An argument can be made that this type of mock data should live in the UI code. It’s for their tests after all. However, by pulling it into the DGS, the owners of the data can provide test data that can be used by many teams. The two approaches are also not mutually exclusive.

[GraphQL] Mocking

The library in the DGS framework supports:

  1. returning static data from mocks
  2. returning generated data for simple types (like String fields)

The library is modular, so you can use it for a variety of workflows and use cases.

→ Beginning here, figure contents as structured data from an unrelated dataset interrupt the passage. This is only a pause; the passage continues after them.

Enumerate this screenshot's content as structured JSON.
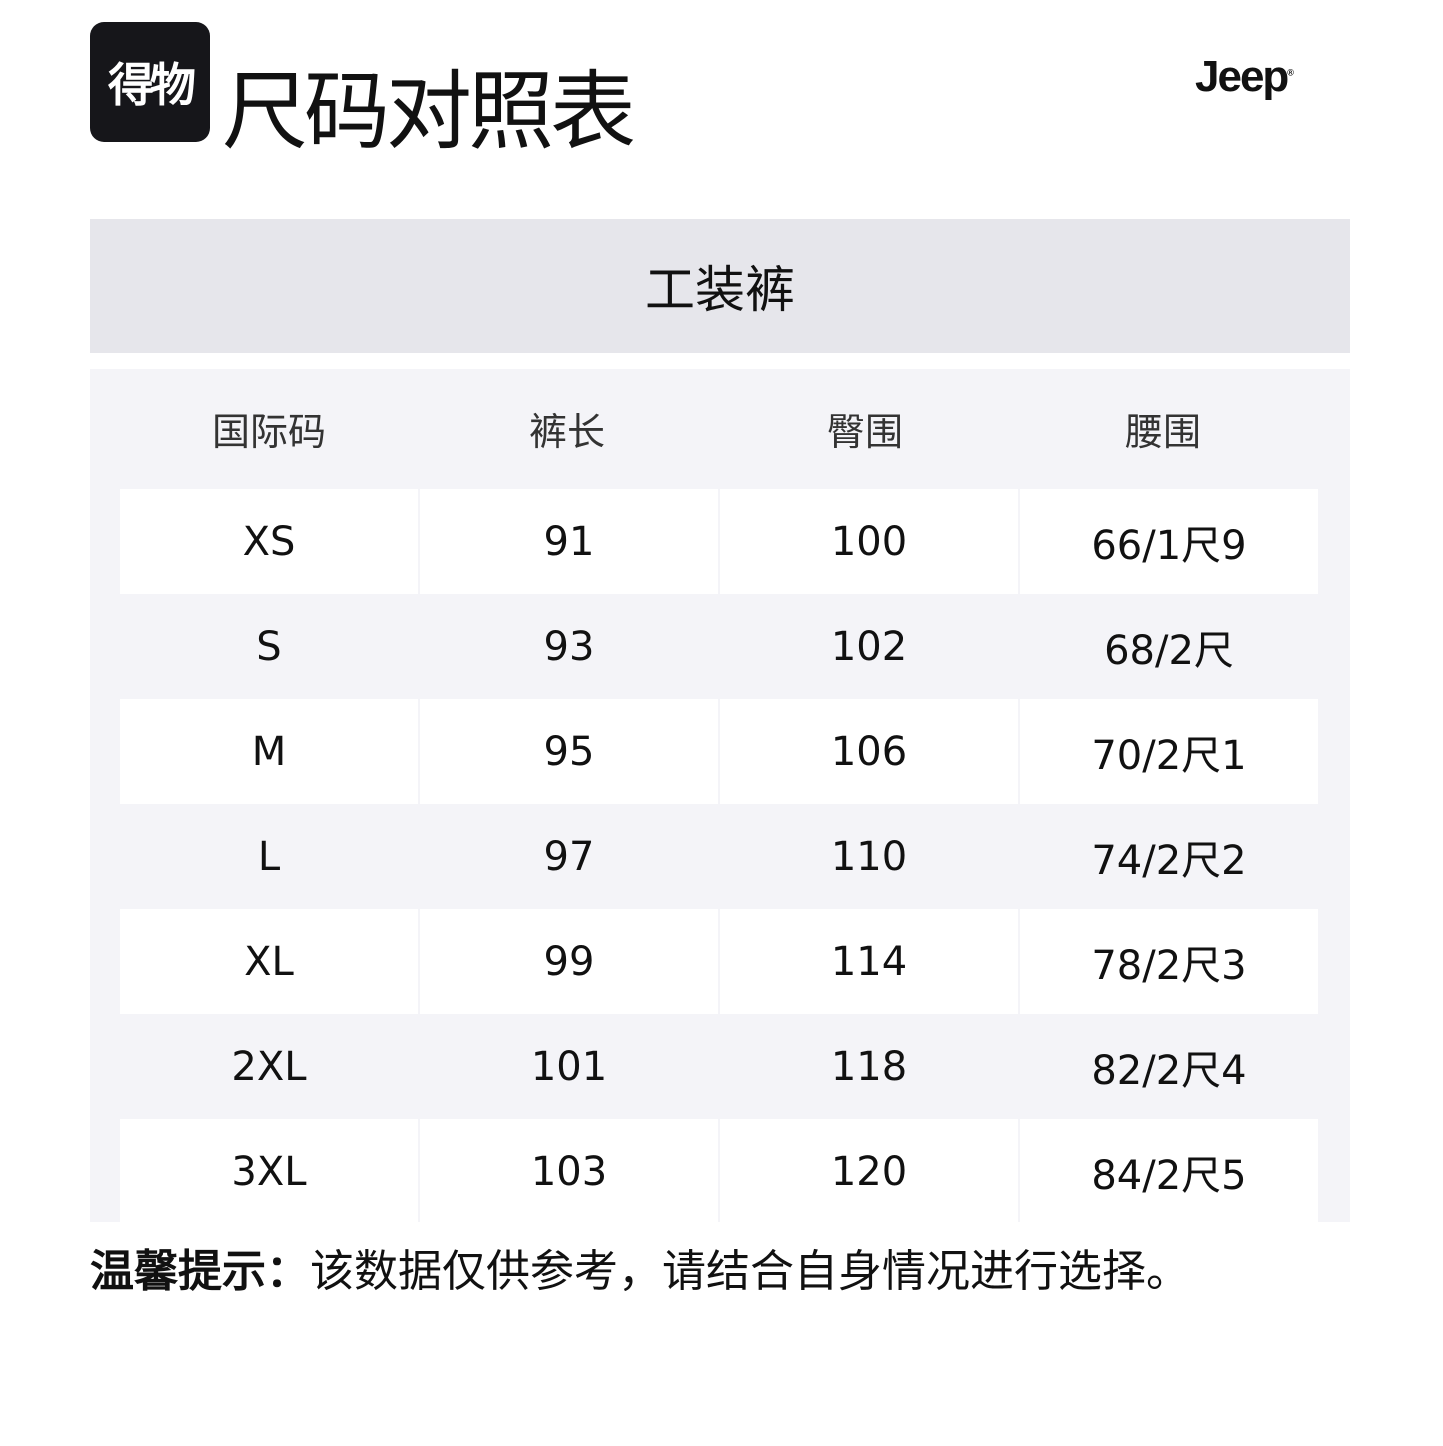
{
  "logo": "得物",
  "title": "尺码对照表",
  "brand": "Jeep",
  "category": "工装裤",
  "table": {
    "headers": [
      "国际码",
      "裤长",
      "臀围",
      "腰围"
    ],
    "rows": [
      [
        "XS",
        "91",
        "100",
        "66/1尺9"
      ],
      [
        "S",
        "93",
        "102",
        "68/2尺"
      ],
      [
        "M",
        "95",
        "106",
        "70/2尺1"
      ],
      [
        "L",
        "97",
        "110",
        "74/2尺2"
      ],
      [
        "XL",
        "99",
        "114",
        "78/2尺3"
      ],
      [
        "2XL",
        "101",
        "118",
        "82/2尺4"
      ],
      [
        "3XL",
        "103",
        "120",
        "84/2尺5"
      ]
    ]
  },
  "note": {
    "label": "温馨提示：",
    "text": "该数据仅供参考，请结合自身情况进行选择。"
  }
}
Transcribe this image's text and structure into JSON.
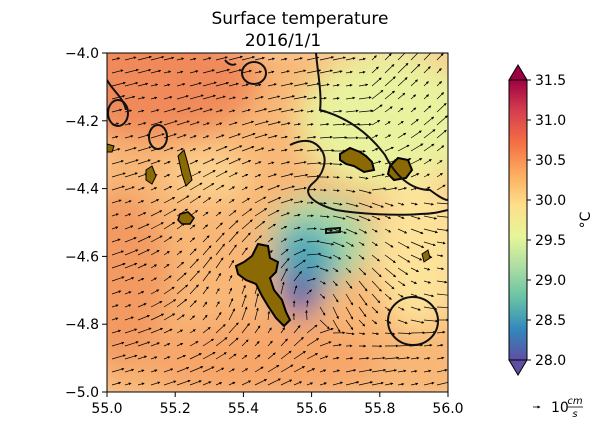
{
  "chart_data": {
    "type": "heatmap",
    "title_line1": "Surface temperature",
    "title_line2": "2016/1/1",
    "x": {
      "range": [
        55.0,
        56.0
      ],
      "ticks": [
        55.0,
        55.2,
        55.4,
        55.6,
        55.8,
        56.0
      ],
      "tick_labels": [
        "55.0",
        "55.2",
        "55.4",
        "55.6",
        "55.8",
        "56.0"
      ]
    },
    "y": {
      "range": [
        -5.0,
        -4.0
      ],
      "ticks": [
        -4.0,
        -4.2,
        -4.4,
        -4.6,
        -4.8,
        -5.0
      ],
      "tick_labels": [
        "−4.0",
        "−4.2",
        "−4.4",
        "−4.6",
        "−4.8",
        "−5.0"
      ]
    },
    "colorbar": {
      "range": [
        28.0,
        31.5
      ],
      "ticks": [
        28.0,
        28.5,
        29.0,
        29.5,
        30.0,
        30.5,
        31.0,
        31.5
      ],
      "tick_labels": [
        "28.0",
        "28.5",
        "29.0",
        "29.5",
        "30.0",
        "30.5",
        "31.0",
        "31.5"
      ],
      "label": "°C",
      "extend": "both",
      "colormap": [
        "#5e4fa2",
        "#3288bd",
        "#66c2a5",
        "#abdda4",
        "#e6f598",
        "#fee08b",
        "#fdae61",
        "#f46d43",
        "#d53e4f",
        "#9e0142"
      ]
    },
    "quiver_key": {
      "label_main": "10",
      "label_sup": "cm",
      "label_sub": "s"
    },
    "colors": {
      "land": "#8b6a05",
      "contour": "#111111"
    }
  }
}
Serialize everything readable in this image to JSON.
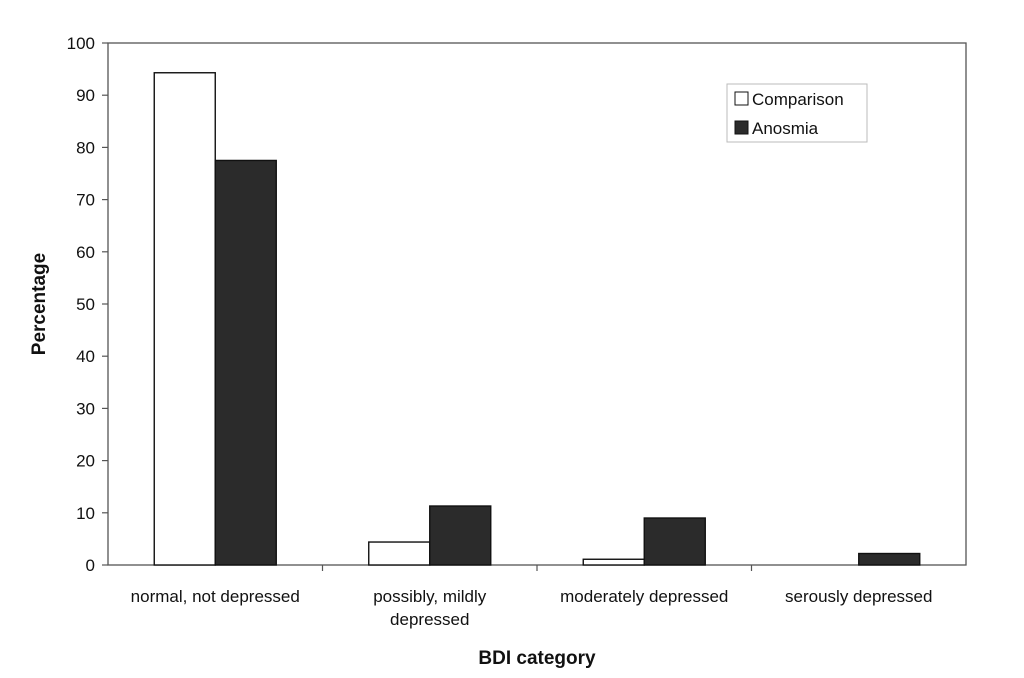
{
  "chart_data": {
    "type": "bar",
    "title": "",
    "xlabel": "BDI category",
    "ylabel": "Percentage",
    "ylim": [
      0,
      100
    ],
    "yticks": [
      0,
      10,
      20,
      30,
      40,
      50,
      60,
      70,
      80,
      90,
      100
    ],
    "categories": [
      [
        "normal, not depressed"
      ],
      [
        "possibly, mildly",
        "depressed"
      ],
      [
        "moderately depressed"
      ],
      [
        "serously depressed"
      ]
    ],
    "series": [
      {
        "name": "Comparison",
        "color": "#ffffff",
        "values": [
          94.3,
          4.4,
          1.1,
          0
        ]
      },
      {
        "name": "Anosmia",
        "color": "#2b2b2b",
        "values": [
          77.5,
          11.3,
          9.0,
          2.2
        ]
      }
    ],
    "legend_position": "top-right",
    "grid": false
  }
}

The mocking framework is already part of the DGS framework. All you need to provide is one or more MockProvider implementations. MockProvider is an interface with a Map<String, Object> provide() method. Each key in the Map is a field in the [GraphQL] schema, which can be several levels deep. The value in the Map is whatever mock data you want to return for this key.

Example

Create a MockProvider that provides mock data for the hello field you created in the getting started tutorial:

@Component
public class HelloMockProvider implements MockProvider {
    @NotNull
    @Override
    public Map<String, Object> provide() {
        Map<String, Object> mock = new HashMap<>();
        mock.put("hello", "Mocked hello response");
        return mock;
    }
}

If you run the application again and test the hello query, you will see that it now returns the mock data.